Я так верил стеклу, что подставлял под их морды то ладони, то лицо, расплющивая себе нос, щеки… Осмелев, я привалился спиной к сфере, слыша сзади возню тыкающихся морд, клацанье зубов, истошный лай и подвывание, и застыл от невероятного, не выразимого словами ощущения… я бы назвал это страхом, конечно, это и был страх, тем больший, что я не видел того, что происходило у меня за спиной, а воображал… И все-таки в том, что я ощущал, был не только грубый страх, там было, я бы сказал, и художественное чувство, гордыня искушающего судьбу человека, — страху придавала изысканную остроту странная примесь торжества какой-то неверной чудотворно-хрупкой безопасности. Я представлял, что мою шею, лопатку, руку отделяет от оскаленных зубов эфемерная перегородка толщиной в полтора-два миллиметра, и я верил и не верил моей сказочной безопасности. О, какое это было щекочущее, дерзкое, артистическое, пронзительно сладостное чувство почти настоящего риска, почти смертельной опасности!

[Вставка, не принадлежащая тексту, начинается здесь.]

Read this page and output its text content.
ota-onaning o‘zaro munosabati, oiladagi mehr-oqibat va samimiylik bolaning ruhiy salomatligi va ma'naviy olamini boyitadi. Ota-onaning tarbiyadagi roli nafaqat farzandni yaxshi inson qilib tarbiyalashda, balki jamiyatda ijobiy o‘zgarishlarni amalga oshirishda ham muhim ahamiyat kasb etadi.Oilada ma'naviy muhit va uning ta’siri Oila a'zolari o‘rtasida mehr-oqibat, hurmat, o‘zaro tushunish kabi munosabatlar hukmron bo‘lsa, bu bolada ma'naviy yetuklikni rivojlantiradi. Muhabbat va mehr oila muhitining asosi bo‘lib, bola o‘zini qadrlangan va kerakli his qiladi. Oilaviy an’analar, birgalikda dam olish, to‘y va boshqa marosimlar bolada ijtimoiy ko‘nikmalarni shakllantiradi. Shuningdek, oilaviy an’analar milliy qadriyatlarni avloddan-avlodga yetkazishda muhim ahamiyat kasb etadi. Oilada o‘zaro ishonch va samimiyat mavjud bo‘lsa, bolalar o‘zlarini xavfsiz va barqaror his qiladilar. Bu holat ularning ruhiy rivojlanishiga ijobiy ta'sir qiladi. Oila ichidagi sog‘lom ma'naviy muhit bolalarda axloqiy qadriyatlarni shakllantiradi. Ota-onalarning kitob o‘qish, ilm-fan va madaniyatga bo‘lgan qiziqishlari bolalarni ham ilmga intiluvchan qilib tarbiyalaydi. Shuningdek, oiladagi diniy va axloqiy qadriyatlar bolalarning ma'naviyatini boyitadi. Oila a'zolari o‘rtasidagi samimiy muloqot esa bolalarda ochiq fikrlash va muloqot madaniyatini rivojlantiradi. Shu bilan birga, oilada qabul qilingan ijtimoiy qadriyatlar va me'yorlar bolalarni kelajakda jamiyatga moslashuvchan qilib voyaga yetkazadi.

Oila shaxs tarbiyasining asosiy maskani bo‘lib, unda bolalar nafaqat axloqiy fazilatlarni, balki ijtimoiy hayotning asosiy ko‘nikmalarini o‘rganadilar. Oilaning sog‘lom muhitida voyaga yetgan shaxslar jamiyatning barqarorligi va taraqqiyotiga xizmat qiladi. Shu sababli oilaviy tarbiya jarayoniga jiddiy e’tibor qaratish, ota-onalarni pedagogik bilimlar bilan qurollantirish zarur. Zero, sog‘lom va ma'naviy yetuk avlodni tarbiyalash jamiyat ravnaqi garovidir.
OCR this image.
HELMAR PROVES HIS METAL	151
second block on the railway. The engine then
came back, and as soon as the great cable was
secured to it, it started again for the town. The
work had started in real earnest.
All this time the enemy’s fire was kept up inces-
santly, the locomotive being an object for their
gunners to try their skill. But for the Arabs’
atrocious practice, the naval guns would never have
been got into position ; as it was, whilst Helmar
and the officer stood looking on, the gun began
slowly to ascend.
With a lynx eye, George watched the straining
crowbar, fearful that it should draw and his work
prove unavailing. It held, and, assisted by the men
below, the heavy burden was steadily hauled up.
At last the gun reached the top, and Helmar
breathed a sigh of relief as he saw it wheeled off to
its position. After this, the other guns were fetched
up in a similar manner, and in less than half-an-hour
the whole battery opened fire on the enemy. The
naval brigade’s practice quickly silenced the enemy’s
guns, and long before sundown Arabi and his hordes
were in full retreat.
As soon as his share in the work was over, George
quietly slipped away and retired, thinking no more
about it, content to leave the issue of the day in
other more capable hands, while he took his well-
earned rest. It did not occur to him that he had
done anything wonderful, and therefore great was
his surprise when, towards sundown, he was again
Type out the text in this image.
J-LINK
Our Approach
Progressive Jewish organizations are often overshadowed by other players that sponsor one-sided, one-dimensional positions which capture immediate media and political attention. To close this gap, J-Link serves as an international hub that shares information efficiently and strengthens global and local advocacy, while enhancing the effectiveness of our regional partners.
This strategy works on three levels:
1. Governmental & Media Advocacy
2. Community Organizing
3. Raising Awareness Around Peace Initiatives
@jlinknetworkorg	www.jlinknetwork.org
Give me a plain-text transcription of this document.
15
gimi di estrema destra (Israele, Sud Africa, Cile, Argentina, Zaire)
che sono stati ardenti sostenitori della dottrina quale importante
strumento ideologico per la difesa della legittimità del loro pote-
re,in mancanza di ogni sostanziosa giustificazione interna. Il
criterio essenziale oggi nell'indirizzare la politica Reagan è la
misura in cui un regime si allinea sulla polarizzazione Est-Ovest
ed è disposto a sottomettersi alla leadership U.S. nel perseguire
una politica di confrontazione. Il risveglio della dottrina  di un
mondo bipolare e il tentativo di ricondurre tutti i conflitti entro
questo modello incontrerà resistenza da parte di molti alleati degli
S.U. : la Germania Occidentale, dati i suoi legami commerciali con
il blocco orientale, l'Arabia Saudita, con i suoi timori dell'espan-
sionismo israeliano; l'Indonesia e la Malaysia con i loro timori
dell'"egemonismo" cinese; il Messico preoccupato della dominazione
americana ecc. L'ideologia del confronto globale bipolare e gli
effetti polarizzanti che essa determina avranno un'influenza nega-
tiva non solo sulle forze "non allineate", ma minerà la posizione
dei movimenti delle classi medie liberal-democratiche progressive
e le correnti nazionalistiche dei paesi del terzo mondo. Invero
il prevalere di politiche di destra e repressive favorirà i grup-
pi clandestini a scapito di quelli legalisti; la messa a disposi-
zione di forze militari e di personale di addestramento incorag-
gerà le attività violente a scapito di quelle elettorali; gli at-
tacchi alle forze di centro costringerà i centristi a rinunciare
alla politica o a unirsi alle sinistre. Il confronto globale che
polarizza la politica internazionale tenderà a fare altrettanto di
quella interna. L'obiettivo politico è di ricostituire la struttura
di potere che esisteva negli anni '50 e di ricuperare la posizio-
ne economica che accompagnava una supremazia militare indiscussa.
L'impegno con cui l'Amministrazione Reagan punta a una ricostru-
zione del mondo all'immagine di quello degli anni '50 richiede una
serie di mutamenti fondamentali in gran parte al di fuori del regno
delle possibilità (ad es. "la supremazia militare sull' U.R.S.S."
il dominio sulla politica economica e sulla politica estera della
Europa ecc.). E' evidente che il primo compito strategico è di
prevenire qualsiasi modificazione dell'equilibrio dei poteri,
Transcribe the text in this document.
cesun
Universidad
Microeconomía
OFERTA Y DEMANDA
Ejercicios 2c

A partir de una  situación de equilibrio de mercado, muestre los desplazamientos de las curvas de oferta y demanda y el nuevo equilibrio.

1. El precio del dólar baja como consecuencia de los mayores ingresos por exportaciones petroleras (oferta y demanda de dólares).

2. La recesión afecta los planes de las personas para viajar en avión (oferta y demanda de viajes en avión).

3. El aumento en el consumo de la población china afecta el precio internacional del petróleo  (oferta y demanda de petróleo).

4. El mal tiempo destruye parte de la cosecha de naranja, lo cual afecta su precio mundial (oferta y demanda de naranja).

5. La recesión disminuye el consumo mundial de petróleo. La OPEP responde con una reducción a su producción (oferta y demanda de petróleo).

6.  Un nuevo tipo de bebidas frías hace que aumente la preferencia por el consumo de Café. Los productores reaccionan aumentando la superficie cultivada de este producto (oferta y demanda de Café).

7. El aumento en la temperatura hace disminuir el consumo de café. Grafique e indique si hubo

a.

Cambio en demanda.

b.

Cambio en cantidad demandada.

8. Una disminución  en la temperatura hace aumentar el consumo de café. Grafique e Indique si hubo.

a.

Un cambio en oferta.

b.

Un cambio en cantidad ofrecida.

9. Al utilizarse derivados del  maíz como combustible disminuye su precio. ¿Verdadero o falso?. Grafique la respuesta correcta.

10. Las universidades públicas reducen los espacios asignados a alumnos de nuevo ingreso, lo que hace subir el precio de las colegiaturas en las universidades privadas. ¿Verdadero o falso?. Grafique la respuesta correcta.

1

Константин Сергеевич не знал, сколько он пробыл в отрешенном состоянии. Но вот он снова ощутил подушку, одеяло. Спокойно, Константин, сказал он себе, возьми себя в руки. В сущности, ты готов. Вчера были все из лаборатории, утрясли почти все вопросы с изделием 0613/б. Разве оно не детище последнего пятилетия твоей жизни? Что еще? Завещание, слава богу, не писал, делить особенно нечего, сами разберутся, а вот списочек телефонов Свете оставил, ну некоторых некаждодневных друзей, однокашников по институту и тех, кто может не узнать обо мне первые 2-3-9 дней. Интересно, Светка поняла, что за список я ей оставил? Наверное, не поняла, она какая-то спокойная. Это хорошо.
Ему захотелось домой, к ней, он без труда исторгнул из своей головы легкий шарообразный сгусток, который можно было бы назвать его самосознанием, и дал ему ход, сообщил движение; тот невысоко взмыл, завис над кроватью и медленно полетел к форточке. Дальше дело пошло веселей: невесомый сгусток пронесло над крышами больничных корпусов, у сквера пришлось обогнуть тополь, затем он снизился над трамвайными путями на уровне окон вагона и по маршруту 32-го с молниеносной быстротой, обогнув один запоздалый (или ранний) трамвай, долетел до депо, там снова взмыл над крышами домов, нацелился на знакомую коробку и причалил к светившемуся кухонному окну на шестом этаже. Завис. Она была дома. Она была в халате, в том, любимом, стояла у плиты, варила что-то, вслепую мешала ложкой в кастрюле, уткнувшись в книгу. Стукнулся неосторожно о стекло, этим напугал ее. Она невидяще всмотрелась в темноту, глаза ее от страха сильно косили, она отложила книгу. Стало неловко, пустился в обратный путь, по прямой, без разбора, несколько мгновений — и зрячий невидимый сгусток уже влетал обратно в палату… Точкой завис над собственным изголовьем. И сразу отяжелело. Вернулось тело, тяжесть. Заплечье точно слоями отходило от намятой несвободы, мышцы расправлялись, как с легким треском и шуршанием расправляется быстро и туго скомканный бумажный лист.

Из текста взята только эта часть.